L’impression était vraiment étrange. Elle n’avait pas de relief, et pourtant semblait sans cesse en mouvement, comme si elle avait été toute entière constituée de particules suffisamment grosses pour que l’œil humain puisse en détecter le remous. Elle n’avait pas d’yeux ni de visage, et pourtant Cody savait qu’elle le dévisageait, et il aurait parié sa main droite qu’il s’agissait de Lucent. Elle n’avait pas de bouche, et pourtant elle chantait… Il fit résolument face, les poings serrés.

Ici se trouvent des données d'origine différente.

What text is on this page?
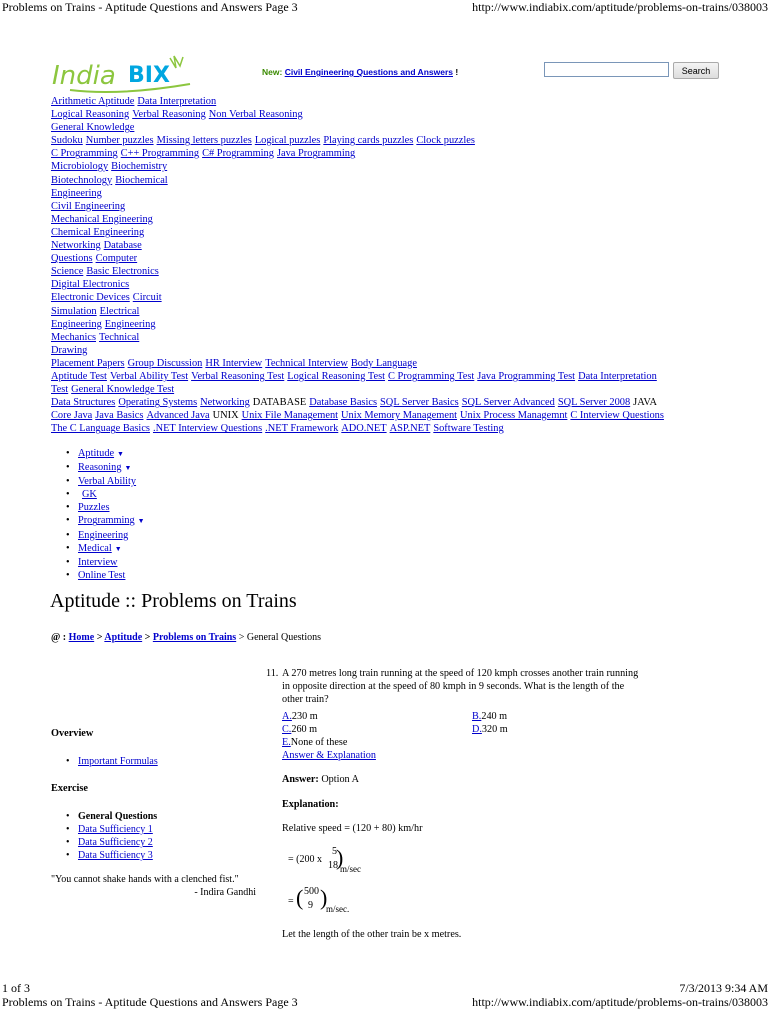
Problems on Trains - Aptitude Questions and Answers Page 3	http://www.indiabix.com/aptitude/problems-on-trains/038003
India BIX	New: Civil Engineering Questions and Answers !	Search
Arithmetic Aptitude Data Interpretation
Logical Reasoning Verbal Reasoning Non Verbal Reasoning
General Knowledge
Sudoku Number puzzles Missing letters puzzles Logical puzzles Playing cards puzzles Clock puzzles
C Programming C++ Programming C# Programming Java Programming
Microbiology Biochemistry
Biotechnology Biochemical
Engineering
Civil Engineering
Mechanical Engineering
Chemical Engineering
Networking Database
Questions Computer
Science Basic Electronics
Digital Electronics
Electronic Devices Circuit
Simulation Electrical
Engineering Engineering
Mechanics Technical
Drawing
Placement Papers Group Discussion HR Interview Technical Interview Body Language
Aptitude Test Verbal Ability Test Verbal Reasoning Test Logical Reasoning Test C Programming Test Java Programming Test Data Interpretation
Test General Knowledge Test
Data Structures Operating Systems Networking DATABASE Database Basics SQL Server Basics SQL Server Advanced SQL Server 2008 JAVA
Core Java Java Basics Advanced Java UNIX Unix File Management Unix Memory Management Unix Process Managemnt C Interview Questions
The C Language Basics .NET Interview Questions .NET Framework ADO.NET ASP.NET Software Testing
• Aptitude ▼
• Reasoning ▼
• Verbal Ability
• GK
• Puzzles
• Programming ▼
• Engineering
• Medical ▼
• Interview
• Online Test
Aptitude :: Problems on Trains
@ : Home > Aptitude > Problems on Trains > General Questions

Overview

• Important Formulas

Exercise

• General Questions
• Data Sufficiency 1
• Data Sufficiency 2
• Data Sufficiency 3
"You cannot shake hands with a clenched fist."
- Indira Gandhi
11. A 270 metres long train running at the speed of 120 kmph crosses another train running in opposite direction at the speed of 80 kmph in 9 seconds. What is the length of the other train?
A.230 m	B.240 m
C.260 m	D.320 m
E.None of these
Answer & Explanation
Answer: Option A
Explanation:
Relative speed = (120 + 80) km/hr
= (200 x
5
18 m/sec
)
= ( 500
9 )
m/sec.
Let the length of the other train be x metres.
1 of 3	7/3/2013 9:34 AM
Problems on Trains - Aptitude Questions and Answers Page 3	http://www.indiabix.com/aptitude/problems-on-trains/038003
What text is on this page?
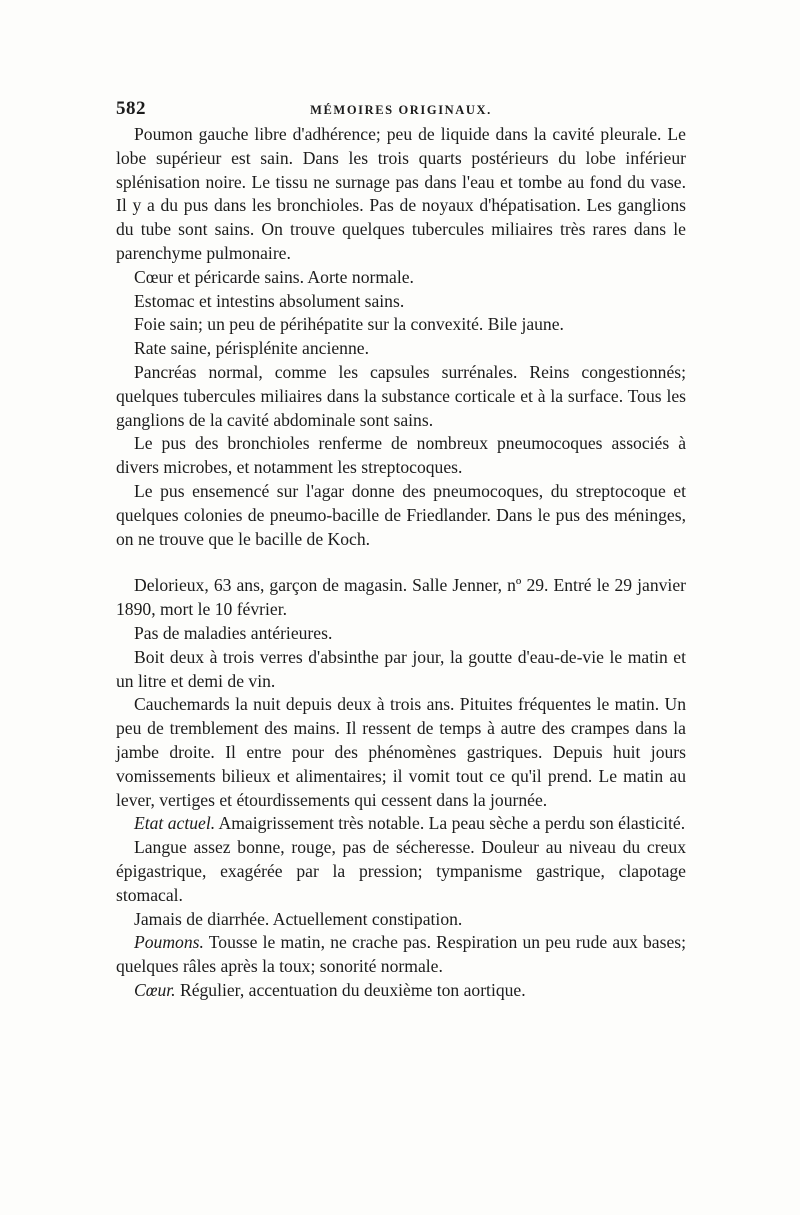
582	MÉMOIRES ORIGINAUX.

Poumon gauche libre d'adhérence; peu de liquide dans la cavité pleurale. Le lobe supérieur est sain. Dans les trois quarts postérieurs du lobe inférieur splénisation noire. Le tissu ne surnage pas dans l'eau et tombe au fond du vase. Il y a du pus dans les bronchioles. Pas de noyaux d'hépatisation. Les ganglions du tube sont sains. On trouve quelques tubercules miliaires très rares dans le parenchyme pulmonaire.

Cœur et péricarde sains. Aorte normale.

Estomac et intestins absolument sains.

Foie sain; un peu de périhépatite sur la convexité. Bile jaune.

Rate saine, périsplénite ancienne.

Pancréas normal, comme les capsules surrénales. Reins congestionnés; quelques tubercules miliaires dans la substance corticale et à la surface. Tous les ganglions de la cavité abdominale sont sains.

Le pus des bronchioles renferme de nombreux pneumocoques associés à divers microbes, et notamment les streptocoques.

Le pus ensemencé sur l'agar donne des pneumocoques, du streptocoque et quelques colonies de pneumo-bacille de Friedlander. Dans le pus des méninges, on ne trouve que le bacille de Koch.

Delorieux, 63 ans, garçon de magasin. Salle Jenner, nº 29. Entré le 29 janvier 1890, mort le 10 février.

Pas de maladies antérieures.

Boit deux à trois verres d'absinthe par jour, la goutte d'eau-de-vie le matin et un litre et demi de vin.

Cauchemards la nuit depuis deux à trois ans. Pituites fréquentes le matin. Un peu de tremblement des mains. Il ressent de temps à autre des crampes dans la jambe droite. Il entre pour des phénomènes gastriques. Depuis huit jours vomissements bilieux et alimentaires; il vomit tout ce qu'il prend. Le matin au lever, vertiges et étourdissements qui cessent dans la journée.

Etat actuel. Amaigrissement très notable. La peau sèche a perdu son élasticité.

Langue assez bonne, rouge, pas de sécheresse. Douleur au niveau du creux épigastrique, exagérée par la pression; tympanisme gastrique, clapotage stomacal.

Jamais de diarrhée. Actuellement constipation.

Poumons. Tousse le matin, ne crache pas. Respiration un peu rude aux bases; quelques râles après la toux; sonorité normale.

Cœur. Régulier, accentuation du deuxième ton aortique.
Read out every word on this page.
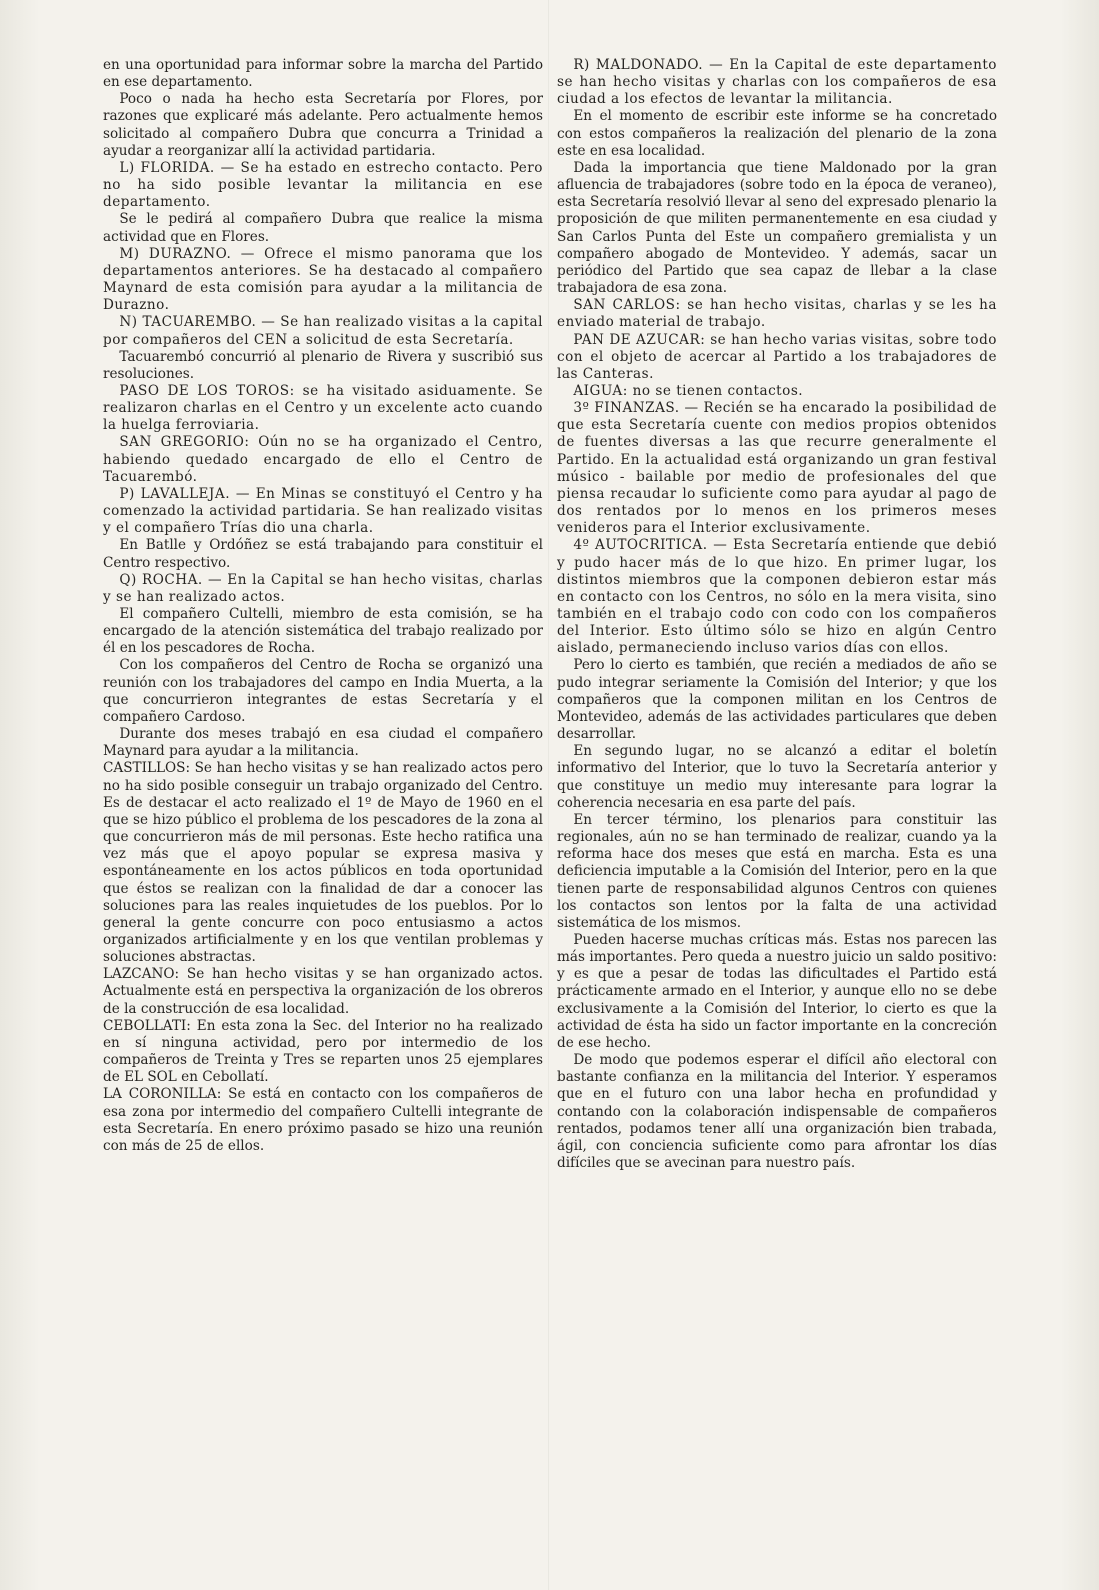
en una oportunidad para informar sobre la marcha del Partido en ese departamento.

Poco o nada ha hecho esta Secretaría por Flores, por razones que explicaré más adelante. Pero actualmente hemos solicitado al compañero Dubra que concurra a Trinidad a ayudar a reorganizar allí la actividad partidaria.

L) FLORIDA. — Se ha estado en estrecho contacto. Pero no ha sido posible levantar la militancia en ese departamento.

Se le pedirá al compañero Dubra que realice la misma actividad que en Flores.

M) DURAZNO. — Ofrece el mismo panorama que los departamentos anteriores. Se ha destacado al compañero Maynard de esta comisión para ayudar a la militancia de Durazno.

N) TACUAREMBO. — Se han realizado visitas a la capital por compañeros del CEN a solicitud de esta Secretaría.

Tacuarembó concurrió al plenario de Rivera y suscribió sus resoluciones.

PASO DE LOS TOROS: se ha visitado asiduamente. Se realizaron charlas en el Centro y un excelente acto cuando la huelga ferroviaria.

SAN GREGORIO: Oún no se ha organizado el Centro, habiendo quedado encargado de ello el Centro de Tacuarembó.

P) LAVALLEJA. — En Minas se constituyó el Centro y ha comenzado la actividad partidaria. Se han realizado visitas y el compañero Trías dio una charla.

En Batlle y Ordóñez se está trabajando para constituir el Centro respectivo.

Q) ROCHA. — En la Capital se han hecho visitas, charlas y se han realizado actos.

El compañero Cultelli, miembro de esta comisión, se ha encargado de la atención sistemática del trabajo realizado por él en los pescadores de Rocha.

Con los compañeros del Centro de Rocha se organizó una reunión con los trabajadores del campo en India Muerta, a la que concurrieron integrantes de estas Secretaría y el compañero Cardoso.

Durante dos meses trabajó en esa ciudad el compañero Maynard para ayudar a la militancia.

CASTILLOS: Se han hecho visitas y se han realizado actos pero no ha sido posible conseguir un trabajo organizado del Centro. Es de destacar el acto realizado el 1º de Mayo de 1960 en el que se hizo público el problema de los pescadores de la zona al que concurrieron más de mil personas. Este hecho ratifica una vez más que el apoyo popular se expresa masiva y espontáneamente en los actos públicos en toda oportunidad que éstos se realizan con la finalidad de dar a conocer las soluciones para las reales inquietudes de los pueblos. Por lo general la gente concurre con poco entusiasmo a actos organizados artificialmente y en los que ventilan problemas y soluciones abstractas.

LAZCANO: Se han hecho visitas y se han organizado actos. Actualmente está en perspectiva la organización de los obreros de la construcción de esa localidad.

CEBOLLATI: En esta zona la Sec. del Interior no ha realizado en sí ninguna actividad, pero por intermedio de los compañeros de Treinta y Tres se reparten unos 25 ejemplares de EL SOL en Cebollatí.

LA CORONILLA: Se está en contacto con los compañeros de esa zona por intermedio del compañero Cultelli integrante de esta Secretaría. En enero próximo pasado se hizo una reunión con más de 25 de ellos.

R) MALDONADO. — En la Capital de este departamento se han hecho visitas y charlas con los compañeros de esa ciudad a los efectos de levantar la militancia.

En el momento de escribir este informe se ha concretado con estos compañeros la realización del plenario de la zona este en esa localidad.

Dada la importancia que tiene Maldonado por la gran afluencia de trabajadores (sobre todo en la época de veraneo), esta Secretaría resolvió llevar al seno del expresado plenario la proposición de que militen permanentemente en esa ciudad y San Carlos Punta del Este un compañero gremialista y un compañero abogado de Montevideo. Y además, sacar un periódico del Partido que sea capaz de llebar a la clase trabajadora de esa zona.

SAN CARLOS: se han hecho visitas, charlas y se les ha enviado material de trabajo.

PAN DE AZUCAR: se han hecho varias visitas, sobre todo con el objeto de acercar al Partido a los trabajadores de las Canteras.

AIGUA: no se tienen contactos.

3º FINANZAS. — Recién se ha encarado la posibilidad de que esta Secretaría cuente con medios propios obtenidos de fuentes diversas a las que recurre generalmente el Partido. En la actualidad está organizando un gran festival músico - bailable por medio de profesionales del que piensa recaudar lo suficiente como para ayudar al pago de dos rentados por lo menos en los primeros meses venideros para el Interior exclusivamente.

4º AUTOCRITICA. — Esta Secretaría entiende que debió y pudo hacer más de lo que hizo. En primer lugar, los distintos miembros que la componen debieron estar más en contacto con los Centros, no sólo en la mera visita, sino también en el trabajo codo con codo con los compañeros del Interior. Esto último sólo se hizo en algún Centro aislado, permaneciendo incluso varios días con ellos.

Pero lo cierto es también, que recién a mediados de año se pudo integrar seriamente la Comisión del Interior; y que los compañeros que la componen militan en los Centros de Montevideo, además de las actividades particulares que deben desarrollar.

En segundo lugar, no se alcanzó a editar el boletín informativo del Interior, que lo tuvo la Secretaría anterior y que constituye un medio muy interesante para lograr la coherencia necesaria en esa parte del país.

En tercer término, los plenarios para constituir las regionales, aún no se han terminado de realizar, cuando ya la reforma hace dos meses que está en marcha. Esta es una deficiencia imputable a la Comisión del Interior, pero en la que tienen parte de responsabilidad algunos Centros con quienes los contactos son lentos por la falta de una actividad sistemática de los mismos.

Pueden hacerse muchas críticas más. Estas nos parecen las más importantes. Pero queda a nuestro juicio un saldo positivo: y es que a pesar de todas las dificultades el Partido está prácticamente armado en el Interior, y aunque ello no se debe exclusivamente a la Comisión del Interior, lo cierto es que la actividad de ésta ha sido un factor importante en la concreción de ese hecho.

De modo que podemos esperar el difícil año electoral con bastante confianza en la militancia del Interior. Y esperamos que en el futuro con una labor hecha en profundidad y contando con la colaboración indispensable de compañeros rentados, podamos tener allí una organización bien trabada, ágil, con conciencia suficiente como para afrontar los días difíciles que se avecinan para nuestro país.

Mais ce faisant, il oubliait un détail crucial de la situation : il ne se trouvait pas réellement sur les rives du lac Lough Neagh, il était en train de rêver, assis dans une voiture en partance pour Ballyquintin Point… Lorsque les ombres fondirent sur l’adolescent et ses oncles, Cody eut tout juste le temps de réaliser ce qui se passait et pourquoi, avant d’ouvrir les yeux sur la route qui défilait sous les roues de la berline. Hoquetant pour reprendre son souffle, il poussa un gémissement étouffé d’animal blessé, se roula en boule sur le siège passager, et se laissa aller à sangloter en silence.